Could anyone help me to correct my function (rNB
) in order to generate n
random numbers from a negative binomial distribution with parametrs n
, r
, and p
. Where r
is the number of successes and p
is the probability of success?
[[Hint: Explanations regarding geometric distribution and negative binomial distribution: Geometric distribution: In probability theory and statistics, the geometric distribution is either of two discrete probability distributions:
Negative binomial distribution:A negative binomial experiment is a statistical experiment that has the following properties: The experiment consists of x repeated trials. Each trial can result in just two possible outcomes. We call one of these outcomes a success and the other, a failure. The probability of success, denoted by P, is the same on every trial. The trials are independent; that is, the outcome on one trial does not affect the outcome on other trials. The experiment continues until r successes are observed, where r is specified in advance. ]]

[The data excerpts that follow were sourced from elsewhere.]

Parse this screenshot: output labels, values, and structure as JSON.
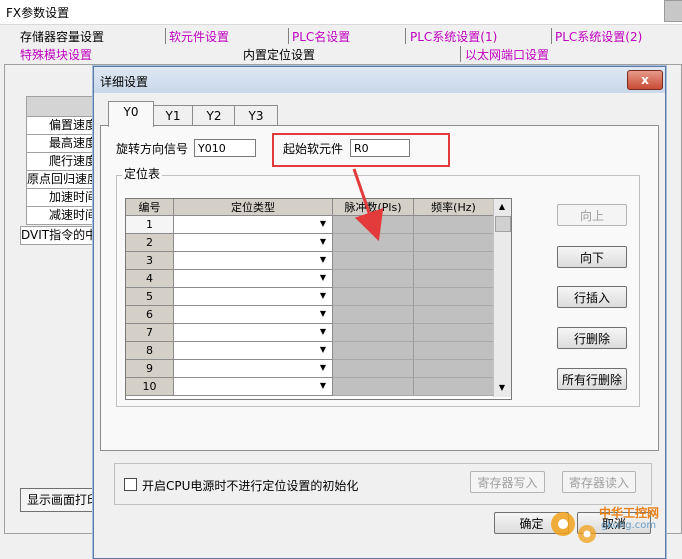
{
  "outer_window": {
    "title": "FX参数设置",
    "tabs_row1": [
      "存储器容量设置",
      "软元件设置",
      "PLC名设置",
      "PLC系统设置(1)",
      "PLC系统设置(2)"
    ],
    "tabs_row2": [
      "特殊模块设置",
      "内置定位设置",
      "以太网端口设置"
    ],
    "left_rows": [
      "偏置速度",
      "最高速度",
      "爬行速度",
      "原点回归速度",
      "加速时间",
      "减速时间",
      "DVIT指令的中断输入"
    ],
    "display_print_button": "显示画面打印"
  },
  "dialog": {
    "title": "详细设置",
    "close_glyph": "x",
    "tabs": [
      "Y0",
      "Y1",
      "Y2",
      "Y3"
    ],
    "active_tab": "Y0",
    "rotation_signal_label": "旋转方向信号",
    "rotation_signal_value": "Y010",
    "start_device_label": "起始软元件",
    "start_device_value": "R0",
    "group_title": "定位表",
    "columns": [
      "编号",
      "定位类型",
      "脉冲数(Pls)",
      "频率(Hz)"
    ],
    "rows": [
      "1",
      "2",
      "3",
      "4",
      "5",
      "6",
      "7",
      "8",
      "9",
      "10"
    ],
    "buttons": {
      "move_up": "向上",
      "move_down": "向下",
      "insert_row": "行插入",
      "delete_row": "行删除",
      "delete_all_rows": "所有行删除"
    },
    "init_checkbox_label": "开启CPU电源时不进行定位设置的初始化",
    "register_write": "寄存器写入",
    "register_read": "寄存器读入",
    "ok_button": "确定",
    "cancel_button": "取消"
  },
  "watermark": {
    "text": "中华工控网",
    "subtext": "gkong.com"
  },
  "colors": {
    "highlight_box": "#e33b3b",
    "arrow": "#e33b3b",
    "tab_magenta": "#c000c0",
    "grid_grey": "#c0c0c0"
  }
}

Your function will be much faster if you use R's native vectorization. The way you can do this is to generate all your Bernoulli trials at once.

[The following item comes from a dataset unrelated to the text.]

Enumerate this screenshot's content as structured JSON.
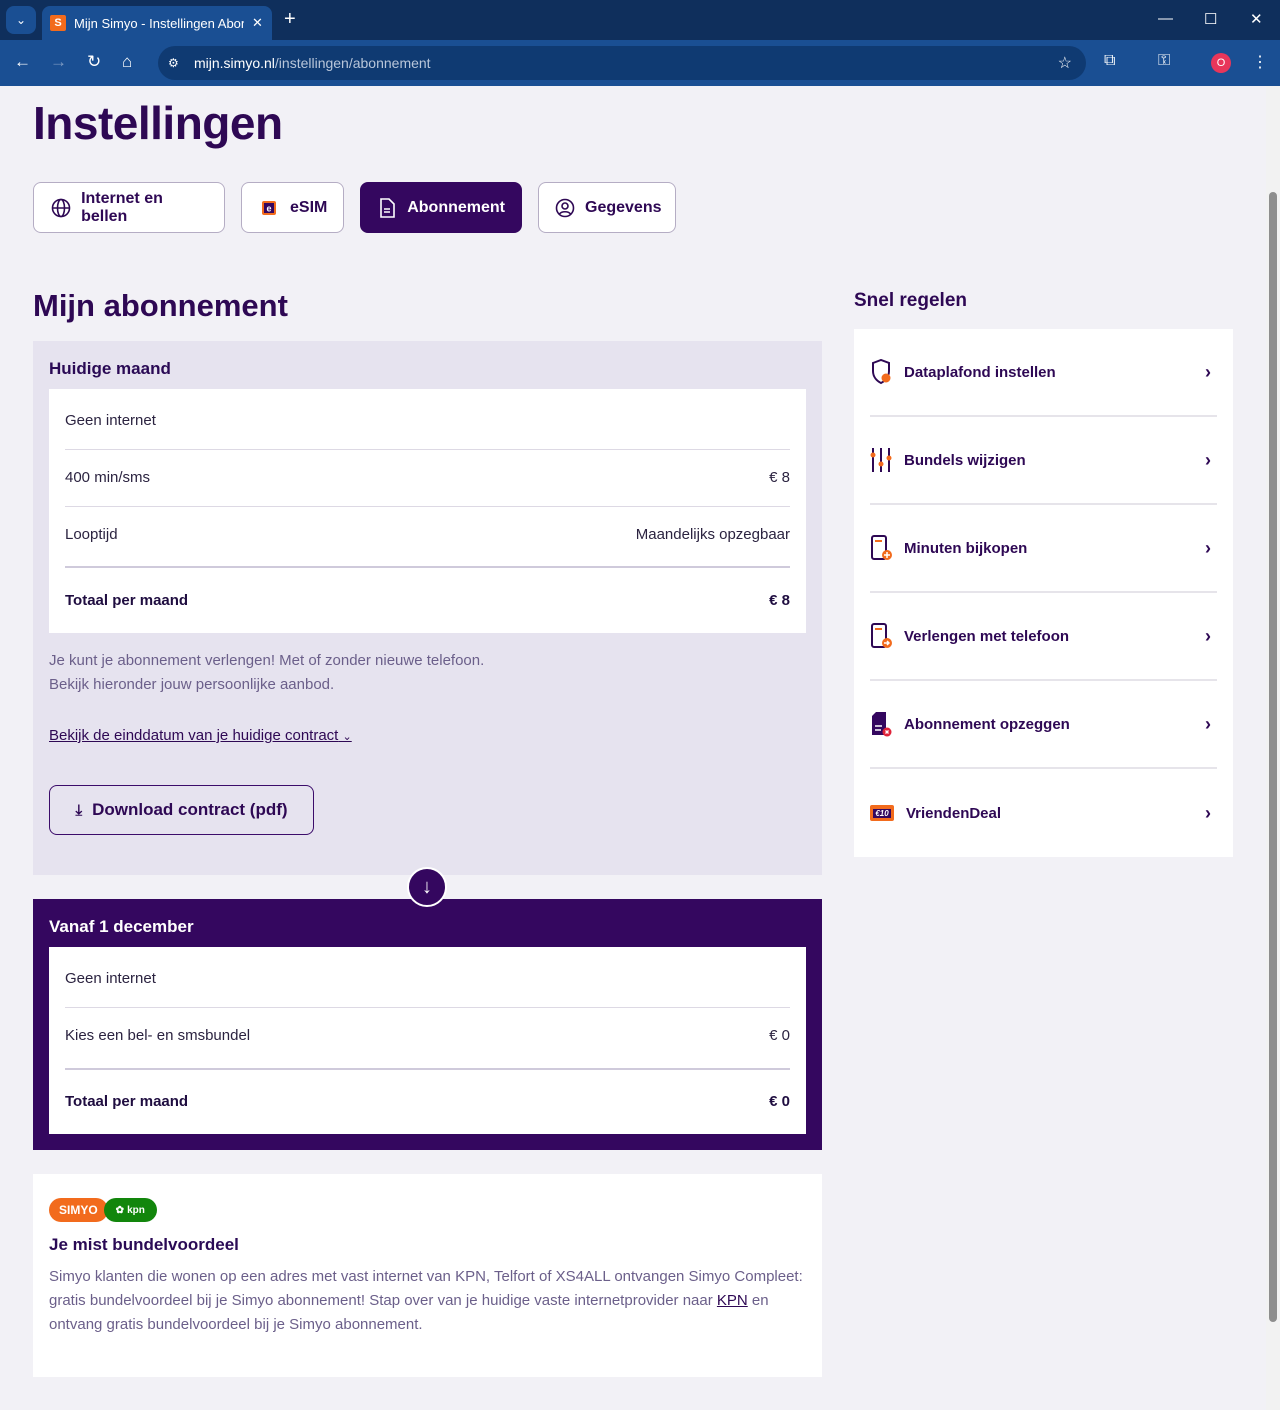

Note that for a negative binomial distribution, the expected value (i.e. the mean number of Bernoulli trials it will take to get r
successes) is r * p / (1 - p)
(Reference)
If we want to draw n
negative binomial samples, then the expected total number of Bernoulli trials will therefore be n * r * p / (1 - p)
. So we want to draw at least that many Bernoulli samples. For simplicity, we can start by drawing twice that number: 2 * n * r * p / (1 - p)
. In the unlikely case that this is not enough, we can draw twice as many again repeatedly until we have enough; once the sum of the resultant vector of Bernoulli trials is greater than r * n
, we know we have enough Bernoulli trials to simulate our n
negative binomial trials.
We can now run a cumsum
on the vector of Bernoulli trials to keep track of the number of positive trials. If you then perform integer division on this vector by %/% r
, you will have all the Bernoulli trials labelled according to which negative binomial trial they belonged to. You then table
this vector.
The first r
numbers of the table (obtained by subsetting the table by [1:n]
or equivalently by [seq(n)]
is your negative binomial draw. We just remove the table's names by using as.numeric
. We also subtract the number of successes (i.e. r
), from each of our counts, since we are only counting the failures, not the successes.
rNB <- function(n, r, p) {
mult <- 2
all_samples <- 0
while(sum(all_samples) < n * r)
{
all_samples <- rBer(mult * n * r * p / (1 - p), p)
mult <- mult * 2
}
as.numeric(table(cumsum(all_samples) %/% r))[seq(n)] - r
}
So we can do:
rNB(3, 2, 0.1)
#> [1] 14 19 41
rNB(3, 2, 0.1)
#> [1] 23 6 56
rNB(3, 2, 0.1)
#> [1] 11 31 59
rNB(3, 2, 0.1)
#> [1] 7 21 14
mean(rNB(10000, 2, 0.1))
#> [1] 18.0002
We can test this against R's own rnbinom
:
mean(rnbinom(10000, 2, 0.1))
#> [1] 18.0919
hist(rnbinom(10000, 2, 0.5), breaks = 0:20)
hist(rNB(10000, 2, 0.5), breaks = 0:20)
Note that the logic of your own version isn't quite right. In particular, the line while(x == 0 & I[j] != r)
doesn't make any sense. I
is a vector of 1:n
, so in your example, whenever j
is 2, I[j]
is equal to r
and the loop stops. This is why your second number is always 1. I don't know what you were trying to do here.
If you want to do it one Bernoulli trial at a time, as you are doing in your own version, try this modified function. The variable names should hopefully make it easy to follow the logic:
rNB <- function(n, r, p) {
# Create an empty vector of length n for our results
draws <- numeric(n)
# Now for each of the n trials we will get a negative binomial sample:
for (i in 1:n) {
# Create success and failure counters for this draw
failures <- successes <- 0
# Now run Bernoulli trials, counting successes and failures as we go
# until we hit r successes
while(successes < r)
{
if(rBer(1, p) == 1)
successes <- successes + 1
else
failures <- failures + 1
}
# Once we have reached r successes, the current number of failures is our
# negative binomial draw
draws[i] <- failures
}
return(draws)
}
This gives identical results to the faster, albeit more opaque, vectorized version.